As shown in Fig. 5, the WHQP exhibits a low computation time even when the number of task hierarchies increases. This is because the null-space projection matrix is decomposed into the product of the orthogonal bases. Thus, the size of the inverse matrix is reduced when recursively propagating to compute the solution of a low priority task. In contrast, the other two approaches have a higher computation time than that of the WHQP because the null-space projection matrix of the weighted pseudo-inverse is inherently asymmetric. Therefore, the size of the inverse matrix cannot be reduced.

Fig. 5
figure 5

Computation time for the equality tasks with respect to the number of task hierarchies. Total DoFs were assumed as 30 and task dimension for each task hierarchy was uniformly distributed. The proposed WHQP maintains lower computation time than other weighting pseudo-inverse methods (7) with (8a) and (8b). Additionally, computation time by the HQP is plotted for fair comparison. By assigning weighting matrix, the WHQP has higher computation cost than the HQP

On the other hand, the proposed WHQP has inherently higher computation cost than the HQP as shown in Fig. 5. When computing the total solution for k-th task in (35), the operation of the COD is performed \(k(k+1)/2\) times, whereas the HQP performs k operations of the COD. This is because the null-space matrix \(Z_{k-1,W_{k}}\) is obtained by recursively decomposing from \(J_{1,W_{k}}\) to \(J_{k-1,W_{k}}\).

6.2 Composite weighting matrix in same hierarchy

Since our formulation handles one weighting matrix at each level, a composite weighting matrix is required if there are two or more tasks at the same task level.

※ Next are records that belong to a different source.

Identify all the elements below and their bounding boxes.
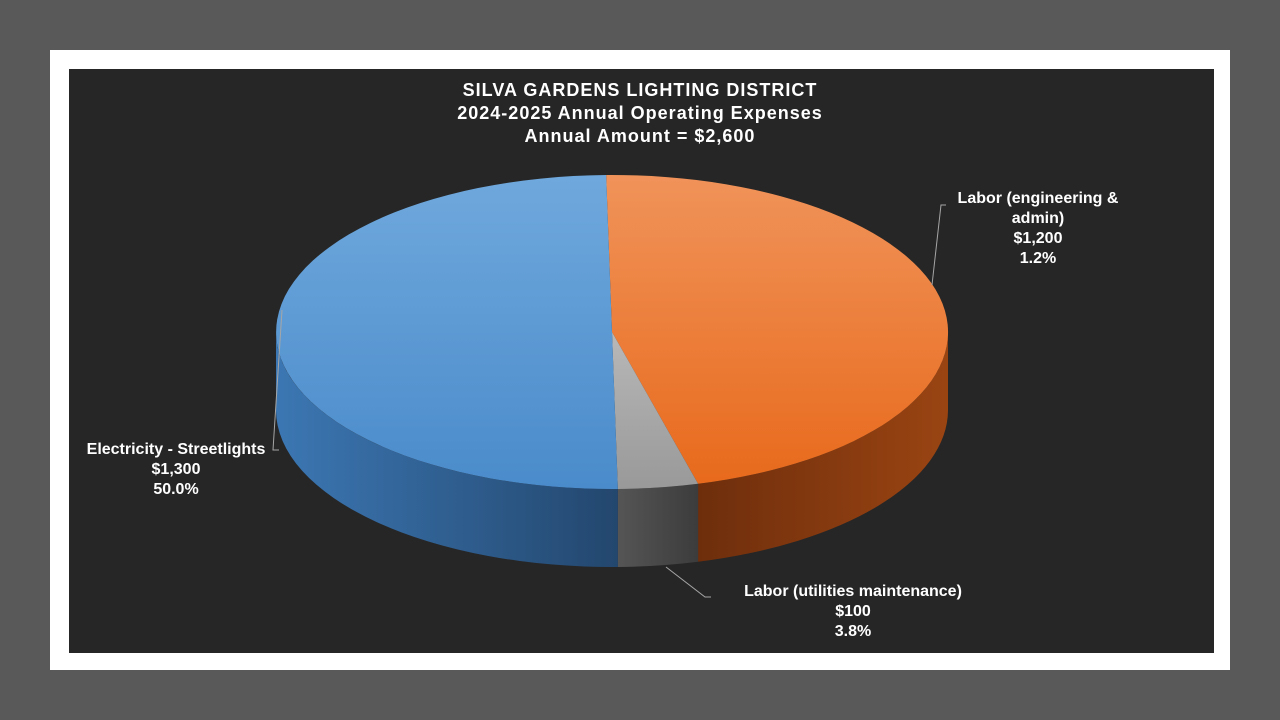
- slice-percent-electricity: 50.0%: [153, 481, 198, 498]
- leader-line-electricity: [272, 309, 283, 451]
- chart-title-line-3: Annual Amount = $2,600: [525, 126, 756, 146]
- slice-value-utilities-maintenance: $100: [835, 603, 871, 620]
- leader-lines: [272, 204, 946, 598]
- leader-line-engineering-admin: [931, 204, 946, 286]
- chart-title-line-2: 2024-2025 Annual Operating Expenses: [457, 103, 822, 123]
- slice-percent-utilities-maintenance: 3.8%: [835, 623, 871, 640]
- pie-slice-utilities-maintenance: [612, 332, 699, 489]
- leader-line-utilities-maintenance: [665, 566, 711, 598]
- slice-label-electricity: Electricity - Streetlights $1,300 50.0%: [87, 441, 266, 498]
- slice-percent-engineering-admin: 1.2%: [1020, 250, 1056, 267]
- slice-value-engineering-admin: $1,200: [1014, 230, 1063, 247]
- slice-name-utilities-maintenance: Labor (utilities maintenance): [744, 583, 962, 600]
- pie-side-utilities-maintenance: [617, 483, 699, 567]
- pie-side-electricity: [276, 332, 618, 568]
- slice-value-electricity: $1,300: [152, 461, 201, 478]
- pie-side-engineering-admin: [698, 332, 948, 562]
- slice-name-engineering-admin-line-2: admin): [1012, 210, 1064, 227]
- pie-body: [276, 174, 949, 568]
- slice-name-electricity: Electricity - Streetlights: [87, 441, 266, 458]
- pie-slice-engineering-admin: [606, 174, 949, 484]
- slice-label-engineering-admin: Labor (engineering & admin) $1,200 1.2%: [958, 190, 1119, 267]
- slice-label-utilities-maintenance: Labor (utilities maintenance) $100 3.8%: [744, 583, 962, 640]
- chart-title-line-1: SILVA GARDENS LIGHTING DISTRICT: [463, 80, 818, 100]
- slice-name-engineering-admin-line-1: Labor (engineering &: [958, 190, 1119, 207]
- pie-slice-electricity: [276, 175, 618, 490]
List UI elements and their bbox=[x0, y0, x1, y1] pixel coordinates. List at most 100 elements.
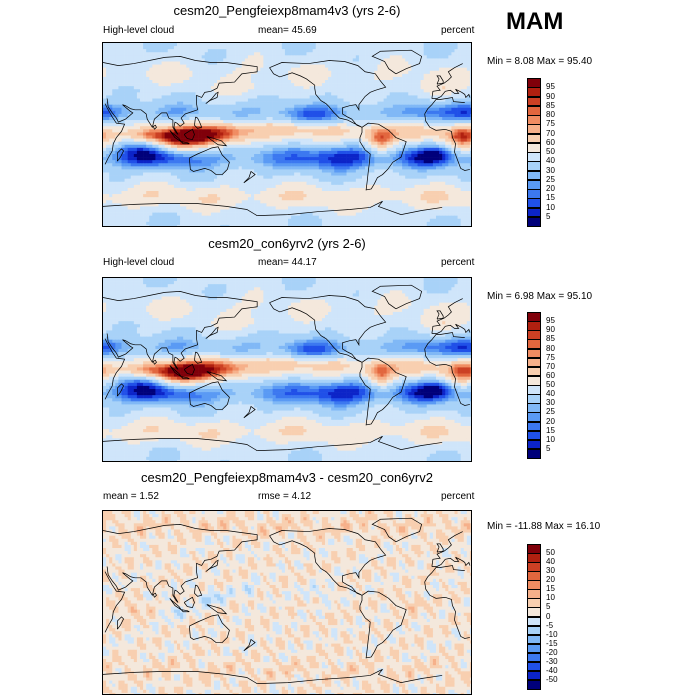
coastline bbox=[257, 668, 443, 685]
coastline bbox=[180, 141, 190, 145]
colorbar-tick-label: 5 bbox=[546, 444, 550, 453]
coastline bbox=[269, 295, 387, 363]
colorbar-tick-label: 60 bbox=[546, 371, 555, 380]
coastline bbox=[152, 359, 157, 365]
coastline bbox=[169, 598, 182, 610]
coastline bbox=[243, 638, 256, 652]
coastline bbox=[103, 523, 258, 603]
coastline bbox=[205, 326, 219, 339]
map-panel-1 bbox=[102, 42, 472, 227]
panel-title: cesm20_Pengfeiexp8mam4v3 - cesm20_con6yr… bbox=[0, 470, 574, 485]
colorbar-tick-label: 30 bbox=[546, 166, 555, 175]
left-label: High-level cloud bbox=[103, 25, 174, 36]
coastline bbox=[436, 75, 444, 85]
coastline bbox=[180, 376, 190, 380]
colorbar-tick-label: 70 bbox=[546, 362, 555, 371]
colorbar-tick-label: 40 bbox=[546, 157, 555, 165]
map-field-svg bbox=[103, 511, 471, 694]
colorbar-tick-label: 90 bbox=[546, 92, 555, 101]
coastline bbox=[188, 381, 230, 410]
colorbar-tick-label: 60 bbox=[546, 138, 555, 147]
coastline bbox=[103, 670, 258, 684]
colorbar-tick-label: 10 bbox=[546, 435, 555, 444]
stat-label: mean= 45.69 bbox=[258, 25, 317, 36]
cloud-field bbox=[103, 43, 471, 226]
coastline bbox=[257, 435, 443, 452]
coastline bbox=[424, 565, 465, 583]
colorbar-tick-label: 80 bbox=[546, 111, 555, 119]
coastline bbox=[206, 136, 228, 147]
coastline bbox=[169, 365, 182, 377]
coastline bbox=[183, 128, 195, 141]
coastline bbox=[117, 148, 124, 162]
colorbar-tick-label: 25 bbox=[546, 408, 555, 416]
coastline bbox=[424, 113, 470, 171]
coastline bbox=[206, 604, 228, 615]
colorbar-tick-label: 20 bbox=[546, 417, 555, 426]
coastline bbox=[104, 103, 126, 165]
colorbar-tick-label: 0 bbox=[546, 612, 550, 621]
coastline bbox=[206, 371, 228, 382]
coastline bbox=[424, 581, 470, 639]
coastline bbox=[117, 616, 124, 630]
coastline bbox=[424, 348, 470, 406]
coastline bbox=[194, 351, 203, 364]
colorbar-tick-label: 90 bbox=[546, 326, 555, 334]
coastline bbox=[431, 298, 463, 334]
map-panel-2 bbox=[102, 277, 472, 462]
colorbar-tick-label: 30 bbox=[546, 567, 555, 575]
colorbar-tick-label: 50 bbox=[546, 381, 555, 389]
map-field-svg bbox=[103, 43, 471, 226]
minmax-label: Min = 8.08 Max = 95.40 bbox=[487, 56, 592, 67]
left-label: mean = 1.52 bbox=[103, 491, 159, 502]
colorbar-tick-label: 15 bbox=[546, 585, 555, 593]
cloud-field bbox=[103, 511, 471, 694]
colorbar-tick-label: 75 bbox=[546, 353, 555, 362]
minmax-label: Min = 6.98 Max = 95.10 bbox=[487, 291, 592, 302]
coastline bbox=[205, 559, 219, 572]
map-panel-3 bbox=[102, 510, 472, 695]
colorbar-3 bbox=[527, 544, 541, 690]
colorbar-tick-label: 5 bbox=[546, 603, 550, 611]
coastline bbox=[152, 592, 157, 598]
map-field-svg bbox=[103, 278, 471, 461]
coastline bbox=[188, 146, 230, 175]
coastline bbox=[269, 528, 387, 596]
colorbar-tick-label: 70 bbox=[546, 129, 555, 138]
minmax-label: Min = -11.88 Max = 16.10 bbox=[487, 521, 600, 532]
units-label: percent bbox=[441, 257, 474, 268]
coastline bbox=[359, 590, 407, 659]
coastline bbox=[104, 571, 126, 633]
coastline bbox=[431, 323, 471, 334]
coastline bbox=[180, 609, 190, 613]
coastline bbox=[205, 91, 219, 104]
colorbar-tick-label: 20 bbox=[546, 185, 555, 193]
coastline bbox=[104, 338, 126, 400]
coastline bbox=[371, 284, 423, 310]
units-label: percent bbox=[441, 25, 474, 36]
colorbar-tick-label: 15 bbox=[546, 426, 555, 435]
colorbar-tick-label: 5 bbox=[546, 212, 550, 221]
coastline bbox=[424, 97, 465, 115]
coastline bbox=[243, 170, 256, 184]
coastline bbox=[183, 363, 195, 376]
coastlines bbox=[103, 49, 471, 217]
colorbar-tick-label: -40 bbox=[546, 666, 558, 675]
coastlines bbox=[103, 284, 471, 452]
coastline bbox=[183, 596, 195, 609]
colorbar-tick-label: 40 bbox=[546, 390, 555, 398]
colorbar-tick-label: 50 bbox=[546, 549, 555, 557]
panel-title: cesm20_con6yrv2 (yrs 2-6) bbox=[0, 236, 574, 251]
coastline bbox=[188, 614, 230, 643]
colorbar-tick-label: 50 bbox=[546, 148, 555, 156]
units-label: percent bbox=[441, 491, 474, 502]
colorbar-tick-label: 20 bbox=[546, 576, 555, 584]
coastline bbox=[194, 116, 203, 129]
coastline bbox=[436, 543, 444, 553]
colorbar-cell bbox=[527, 679, 541, 690]
coastline bbox=[359, 122, 407, 191]
colorbar-tick-label: 40 bbox=[546, 558, 555, 566]
colorbar-tick-label: 95 bbox=[546, 317, 555, 325]
left-label: High-level cloud bbox=[103, 257, 174, 268]
colorbar-tick-label: -50 bbox=[546, 675, 558, 684]
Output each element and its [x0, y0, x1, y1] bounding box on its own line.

In practice, we present a simple construction method using a linear combination [4].

$$\begin{aligned} W = a_{1}W_{1} + a_{2}W_{2} + \cdots + a_{n}W_{n}, \end{aligned}$$
(52)

where \(\sum _{i=1}^{n} a_{i} = 1\) and \(0 \le a_{i} \le 1\). The magnitude of \(a_{i}\) indicates which weighting matrix is more dominant at the same level.

6.3 Nullity of WHQP

If the remaining nullity of the WHQP is 0,Footnote 2 the result of the WHQP becomes the same as that of the original HQP solver. It is evident that a weighted Euclidean norm is equivalent to a normal Euclidean norm when the matrix is not redundant [20]. Therefore, to enhance the effectiveness of the weighting matrices of tasks in the WHQP, it is recommended to configure a set of the tasks where the nullity of the controller exists.

7 Conclusions

Whole-body controllers with hierarchical optimization have great advantages in controlling redundant robots, including mobile manipulators and humanoids. However, the motion generated by these controllers is often undesirable, without additional constraints. In this study, a novel weighted hierarchical quadratic programming method to assign joint weights for each task priority is proposed. The proposed method can be summarized as follows. First, because our algorithm treats a weighting matrix for each task, it can generate various whole-body behaviors depending on the scenarios, in comparison with previous studies. Next, our algorithm using the active-set method can efficiently handle inequality tasks as well as equality tasks. Finally, we demonstrated the effectiveness of the proposed controller through several experiments with a real mobile manipulator and humanoid. With these excellent results, we expect that our method can be applied to other highly redundant systems, such as aerial manipulators. Our future work will involve the extension of the proposed framework for automatically generating suitable weighing matrices for each task.